Em 2018, enquanto a Igreja Mundial do Poder de Deus enfrentava quase dois anos de cobranças judiciais por aluguéis atrasados de um templo em Cotia (SP), seu fundador, Valdemiro Santiago, gastava R$ 12 milhões em um avião particular. Este episódio, embora tenha ocorrido há seis anos, continua a ser um símbolo das controvérsias que cercam a instituição.
A Igreja Mundial atravessa sua pior crise financeira, com dívidas e uma enxurrada de processos judiciais. Um levantamento exclusivo do UOL revela que, só no estado de São Paulo, a igreja enfrenta pelo menos 686 ações de cobrança, a maioria por inadimplência nos aluguéis de seus templos.
A crise e a confusão de patrimônios
Nos processos, é comum a dificuldade dos credores em receber os valores devidos. Em muitos casos, os juízes identificaram indícios de confusão entre os bens pessoais de Valdemiro Santiago e os da igreja, levando a crer que a instituição oculta seus patrimônios em nome do fundador para dificultar a satisfação dos credores.
“É irretorquível a confusão decorrente da ausência de separação de fato entre os patrimônios”, declarou o desembargador Guilherme Ferreira da Cruz em janeiro de 2023. “Tudo leva a crer que a executada [a Igreja] oculta seu patrimônio na pessoa do réu [Valdemiro]”, corroborou o juiz Armando da Silva Júnior em agosto de 2022.
A defesa de Valdemiro Santiago
Valdemiro Santiago nega veementemente qualquer confusão entre seus bens pessoais e os da igreja, afirmando que não possui mais ligação com a administração da Mundial, atuando apenas como fundador e prestador de serviços espirituais. Atualmente, a presidência da igreja é ocupada pelo bispo paraense Roberto Santana da Silva.
Apesar das declarações, a quebra do sigilo bancário de Valdemiro em 2021, autorizada pela juíza Mônica Di Stasi, revelou movimentações financeiras que sugerem o contrário. Em um dos casos, a igreja pagou uma dívida de cerca de R$ 55 mil antes que a medida fosse concretizada, levando ao encerramento do processo.
Um patrimônio luxuoso
Apesar da crise financeira da igreja, Valdemiro Santiago mantém um estilo de vida luxuoso. Em 2020, seu salário líquido mensal foi de R$ 100 mil, e ele encerrou o ano com um patrimônio avaliado em R$ 21 milhões. O Ministério Público Federal listou diversos bens em nome do pastor, incluindo lanchas, motos aquáticas, e o avião de R$ 12 milhões comprado pela Intertevê Serviços Ltda., empresa da qual é sócio junto com sua esposa, a bispa Franciléia de Oliveira.
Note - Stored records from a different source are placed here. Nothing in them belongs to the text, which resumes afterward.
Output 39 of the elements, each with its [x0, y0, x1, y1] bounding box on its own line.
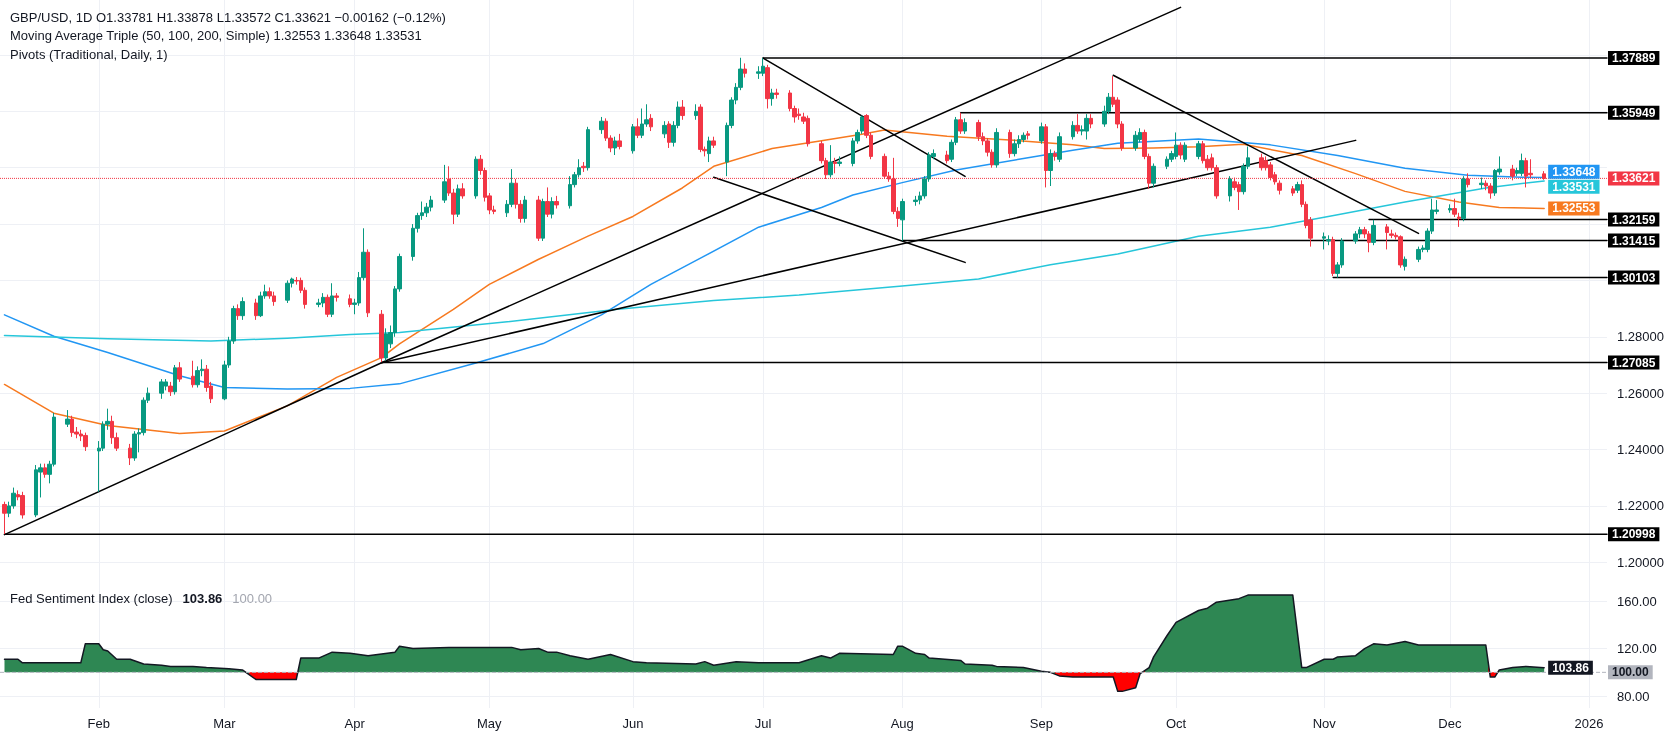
x-tick-label: May: [477, 716, 503, 731]
data-label: 1.37889: [1612, 51, 1656, 66]
y-tick-label: 1.20000: [1617, 554, 1664, 570]
x-tick-label: Sep: [1029, 716, 1053, 731]
y-tick-label: 80.00: [1617, 688, 1650, 704]
data-label: 1.32159: [1612, 212, 1656, 227]
ref-line-label: 1.33621: [1612, 171, 1656, 186]
annotation: 100.00: [232, 590, 273, 606]
x-tick-label: Mar: [213, 716, 237, 731]
data-label: 1.33648: [1552, 164, 1596, 179]
x-tick-label: Feb: [87, 716, 110, 731]
y-tick-label: 1.22000: [1617, 498, 1664, 514]
data-label: 1.27085: [1612, 355, 1656, 370]
data-label: 1.35949: [1612, 105, 1656, 120]
x-tick-label: Aug: [890, 716, 914, 731]
data-label: 1.30103: [1612, 270, 1656, 285]
annotation: 103.86: [182, 590, 223, 606]
y-tick-label: 1.26000: [1617, 385, 1664, 401]
data-label: 1.20998: [1612, 527, 1656, 542]
x-tick-label: Jul: [754, 716, 772, 731]
data-label: 1.31415: [1612, 233, 1656, 248]
ref-line-label: 100.00: [1612, 665, 1650, 680]
x-tick-label: 2026: [1574, 716, 1604, 731]
y-tick-label: 120.00: [1617, 641, 1657, 657]
x-tick-label: Oct: [1165, 716, 1187, 731]
x-tick-label: Jun: [622, 716, 644, 731]
data-label: 1.32553: [1552, 201, 1596, 216]
y-tick-label: 1.24000: [1617, 442, 1664, 458]
annotation: Pivots (Traditional, Daily, 1): [10, 46, 168, 62]
y-tick-label: 160.00: [1617, 593, 1657, 609]
y-tick-label: 1.28000: [1617, 329, 1664, 345]
text: Moving Average Triple (50, 100, 200, Simple) 1.32553 1.33648 1.33531: [10, 28, 422, 43]
text: GBP/USD, 1D O1.33781 H1.33878 L1.33572 C1.33621 −0.00162 (−0.12%): [10, 9, 446, 25]
x-tick-label: Apr: [344, 716, 366, 731]
x-tick-label: Nov: [1312, 716, 1337, 731]
text: Fed Sentiment Index (close): [10, 590, 173, 606]
x-tick-label: Dec: [1438, 716, 1462, 731]
data-label: 1.33531: [1552, 179, 1596, 194]
data-label: 103.86: [1552, 660, 1590, 675]
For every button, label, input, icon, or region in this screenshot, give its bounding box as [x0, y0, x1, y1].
A propriedade de Valdemiro se estende a seis empresas, mais quatro filiais, abrangendo produção televisiva e musical, táxi aéreo e locação de aeronaves. Sua família também está envolvida nos negócios, com a esposa e a filha, Raquel Santiago, figurando como sócias.
Dívidas e ações judiciais
A igreja enfrenta inúmeros processos por inadimplência, incluindo uma ação da Prefeitura de Ilhabela por não pagamento de IPTU de uma mansão usada por Valdemiro. Em fevereiro de 2023, foi firmado um acordo para pagamento da dívida de R$ 349 mil, que corrigida, chegou a R$ 2,5 milhões.
A estratégia de não pagar aluguéis é recorrente, conforme relatos de ex-integrantes da igreja. A orientação vinha dos líderes regionais e bispos, que priorizavam o envio de todo o dízimo arrecadado para São Paulo, principalmente para pagar transmissões televisivas.
A “Igreja Fantasma”
Diante das inúmeras ações judiciais, a igreja passou a usar um CNPJ diferente para receber doações, registrado sob o nome “Mais que Vencedores”. Advogados de credores alegam que essa instituição foi criada para evitar a penhora de bens durante as cobranças.
A reportagem do UOL tentou entrar em contato com a Mundial e Valdemiro Santiago para obter comentários sobre as dívidas e as acusações, mas não obteve resposta. Nos processos, Valdemiro afirma não ser responsável pelas dívidas da igreja, classificando-se apenas como um prestador de serviços espirituais.
A resposta da igreja
Mesmo com a troca de presidência, Valdemiro Santiago continua sendo a principal voz da Igreja Mundial do Poder de Deus. A instituição segue enfrentando novas ações judiciais, com três processos abertos por credores somente na primeira quinzena de junho de 2023.
A situação da Igreja Mundial do Poder de Deus evidencia um complexo cenário de confusão patrimonial e gestão financeira questionável, que continua a desafiar a credibilidade e a estabilidade da instituição.